La cour considère que le licenciement non causé dont les répercussions ont été publiques en raison du retentissement de la fraude tant en France qu’au Cameroun a causé un préjudice moral et d’image à M. [X], distinct de celui qui résulte de l’absence de cause réelle et sérieuse du licenciement et condamne en conséquence la société BPCE IOM. à lui verser la somme de 10 000 euros de dommages-intérêts suffisant à réparer son entier préjudice. Le jugement est infirmé en ce qu’il l’a débouté de ce chef de demande.
Sur la demande de dommages-intérêts pour avoir engagé sa responsabilité contractuelle en n’activant pas l’assurance pénale des dirigeants :
La cour relève qu’en se contentant d’affirmer que la société a commis une faute et engagé sa responsabilité contractuelle en ne respectant pas ses obligations, en octobre 2016 alors qu’il était toujours sous contrat, M. [X] ne justifie pas sa demande concernant l’assurance pénale des dirigeants de sorte qu’il en est débouté. Le jugement est confirmé de ce chef.
Sur les autres demandes :
M. [X] sollicite le que la cour ordonne la publication de l’arrêt dans certains organes de presse sans justifier du fondement juridique de cette demande, laquelle est rejetée. Le jugement est confirmé sur ce point.
Les intérêts au taux légal portant sur les condamnations de nature indemnitaire sont dus à compter de la présente décision.
La demande d’exécution provisoire est sans objet, la présente décision n’étant pas susceptible d’un recours suspensif, la demande est rejetée.

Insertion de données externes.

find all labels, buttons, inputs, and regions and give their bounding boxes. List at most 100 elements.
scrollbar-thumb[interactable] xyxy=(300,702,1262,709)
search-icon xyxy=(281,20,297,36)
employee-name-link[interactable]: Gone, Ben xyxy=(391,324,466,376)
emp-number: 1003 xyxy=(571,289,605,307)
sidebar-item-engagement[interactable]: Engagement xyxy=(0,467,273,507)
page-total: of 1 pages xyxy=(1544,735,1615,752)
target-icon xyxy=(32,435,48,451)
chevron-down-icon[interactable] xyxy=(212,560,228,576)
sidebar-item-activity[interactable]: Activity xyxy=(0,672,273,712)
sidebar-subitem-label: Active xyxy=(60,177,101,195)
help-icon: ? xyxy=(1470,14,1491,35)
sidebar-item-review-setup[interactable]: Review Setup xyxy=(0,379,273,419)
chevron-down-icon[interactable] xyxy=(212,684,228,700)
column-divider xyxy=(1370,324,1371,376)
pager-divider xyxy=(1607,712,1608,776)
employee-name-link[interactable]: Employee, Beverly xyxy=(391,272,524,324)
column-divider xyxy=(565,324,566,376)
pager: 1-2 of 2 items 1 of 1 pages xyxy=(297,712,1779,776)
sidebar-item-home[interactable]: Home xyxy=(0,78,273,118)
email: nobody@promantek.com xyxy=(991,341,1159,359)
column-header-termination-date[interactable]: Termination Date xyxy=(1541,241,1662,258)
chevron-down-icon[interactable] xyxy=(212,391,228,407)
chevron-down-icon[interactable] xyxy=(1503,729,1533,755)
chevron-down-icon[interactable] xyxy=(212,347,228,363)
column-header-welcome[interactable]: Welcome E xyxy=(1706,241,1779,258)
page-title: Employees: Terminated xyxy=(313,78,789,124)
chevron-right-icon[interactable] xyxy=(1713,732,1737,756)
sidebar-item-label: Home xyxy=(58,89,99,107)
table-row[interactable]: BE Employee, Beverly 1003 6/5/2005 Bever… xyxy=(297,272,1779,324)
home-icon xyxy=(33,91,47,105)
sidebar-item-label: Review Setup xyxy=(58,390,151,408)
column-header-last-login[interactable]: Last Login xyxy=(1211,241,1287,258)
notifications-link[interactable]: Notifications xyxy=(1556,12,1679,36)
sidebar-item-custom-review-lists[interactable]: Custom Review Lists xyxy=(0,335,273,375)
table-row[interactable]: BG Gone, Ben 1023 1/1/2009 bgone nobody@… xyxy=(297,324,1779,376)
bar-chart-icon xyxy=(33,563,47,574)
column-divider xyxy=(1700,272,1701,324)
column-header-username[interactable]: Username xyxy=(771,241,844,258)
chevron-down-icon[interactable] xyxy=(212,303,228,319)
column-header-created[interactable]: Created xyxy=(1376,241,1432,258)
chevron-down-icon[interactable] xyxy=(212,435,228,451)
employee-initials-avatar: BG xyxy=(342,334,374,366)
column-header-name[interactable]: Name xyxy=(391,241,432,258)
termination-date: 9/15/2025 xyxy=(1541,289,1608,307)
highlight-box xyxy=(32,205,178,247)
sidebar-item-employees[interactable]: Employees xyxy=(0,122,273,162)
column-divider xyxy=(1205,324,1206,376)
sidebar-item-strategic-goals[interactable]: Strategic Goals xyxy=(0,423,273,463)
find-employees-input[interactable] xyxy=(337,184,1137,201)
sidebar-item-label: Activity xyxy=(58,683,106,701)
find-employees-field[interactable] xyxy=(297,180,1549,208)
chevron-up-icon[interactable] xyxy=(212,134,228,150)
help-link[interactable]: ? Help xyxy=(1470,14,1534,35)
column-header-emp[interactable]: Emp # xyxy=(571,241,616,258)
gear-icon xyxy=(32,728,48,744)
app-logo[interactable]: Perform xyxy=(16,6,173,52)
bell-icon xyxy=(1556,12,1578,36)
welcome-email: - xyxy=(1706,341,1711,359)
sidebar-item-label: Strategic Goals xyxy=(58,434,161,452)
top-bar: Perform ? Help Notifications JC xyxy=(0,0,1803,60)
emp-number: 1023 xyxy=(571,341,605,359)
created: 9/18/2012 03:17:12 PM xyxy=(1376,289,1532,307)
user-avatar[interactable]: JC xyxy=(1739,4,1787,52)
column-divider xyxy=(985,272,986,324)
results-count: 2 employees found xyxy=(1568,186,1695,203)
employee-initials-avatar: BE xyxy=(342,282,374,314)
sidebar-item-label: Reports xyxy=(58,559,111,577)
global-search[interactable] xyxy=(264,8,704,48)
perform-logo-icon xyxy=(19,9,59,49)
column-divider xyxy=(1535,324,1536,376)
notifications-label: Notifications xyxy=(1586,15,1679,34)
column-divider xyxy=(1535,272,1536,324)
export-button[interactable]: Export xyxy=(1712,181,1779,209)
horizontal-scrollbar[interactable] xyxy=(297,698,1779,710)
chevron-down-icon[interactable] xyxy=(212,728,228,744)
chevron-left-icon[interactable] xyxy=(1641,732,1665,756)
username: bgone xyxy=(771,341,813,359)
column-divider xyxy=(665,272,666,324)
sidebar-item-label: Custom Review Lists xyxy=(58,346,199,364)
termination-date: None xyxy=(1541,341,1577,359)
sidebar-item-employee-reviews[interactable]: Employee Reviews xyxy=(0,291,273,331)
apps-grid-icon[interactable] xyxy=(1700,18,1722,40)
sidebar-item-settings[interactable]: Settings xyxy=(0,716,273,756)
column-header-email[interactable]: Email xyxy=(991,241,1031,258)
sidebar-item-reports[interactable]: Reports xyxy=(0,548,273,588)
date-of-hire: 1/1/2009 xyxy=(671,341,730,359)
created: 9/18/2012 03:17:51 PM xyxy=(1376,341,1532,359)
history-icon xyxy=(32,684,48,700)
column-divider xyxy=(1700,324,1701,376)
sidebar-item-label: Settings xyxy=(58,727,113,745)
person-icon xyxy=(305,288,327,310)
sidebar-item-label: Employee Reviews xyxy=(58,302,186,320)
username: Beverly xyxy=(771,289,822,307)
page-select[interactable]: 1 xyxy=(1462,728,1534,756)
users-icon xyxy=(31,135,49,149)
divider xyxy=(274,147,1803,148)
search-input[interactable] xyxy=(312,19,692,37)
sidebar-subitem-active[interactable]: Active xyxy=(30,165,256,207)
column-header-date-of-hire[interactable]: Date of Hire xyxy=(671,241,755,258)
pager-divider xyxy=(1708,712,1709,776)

La société BPCE IOM, partie perdante, est condamnée aux dépens de première instance et d’appel et doit indemniser M. [X] des frais exposés par lui et non compris dans les dépens à hauteur de la somme de 4 000 euros sur le fondement de l’article 700 du code de procédure civile, le jugement étant infirmé du chef de la condamnation prononcée à l’encontre de M. [X] sur ce même fondement et la demande de la société étant rejetée.
PAR CES MOTIFS :
La cour statuant contradictoirement et par mise à disposition au greffe,
Infirme le jugement sauf en ce qu’il a débouté M. [B] [X] de ses demandes de dommages-intérêts pour avoir engagé sa responsabilité contractuelle en n’activant pas l’assurance pénale des dirigeants et de sa demande de publication de la décision à intervenir dans différentes publications de presse,
Statuant à nouveau des chefs infirmés et y ajoutant :
Dit le licenciement sans cause réelle et sérieuse,
Condamne la société BPCE international IOM. à verser à M. [B] [X] les sommes de :
396 000 euros à titre d’indemnité pour licenciement sans cause réelle et sérieuse,
10 000 euros de dommages-intérêts en réparation de son préjudice moral de santé et d’images,
Dit que les intérêts au taux légal portant sur les condamnations de nature indemnitaire sont dus à compter de la présente décision,
Ordonne à la société BPCE IOM de rembourser à Pôle emploi les indemnités de chômage éventuellement versées à M. [B] [X] depuis son licenciement jusqu’à ce jour dans la limite de six mois,
Déboute M. [B] [X] du surplus de ses demandes,
Dit n’y avoir lieu à application de l’article 700 du code de procédure civile au profit de la société BPCE IOM,
Condamne la société BPCE IOM aux dépens de première instance et d’appel et à verser à M. [B] [X] la somme de 4 000 euros sur le fondement de l’article 700 du code de procédure civile.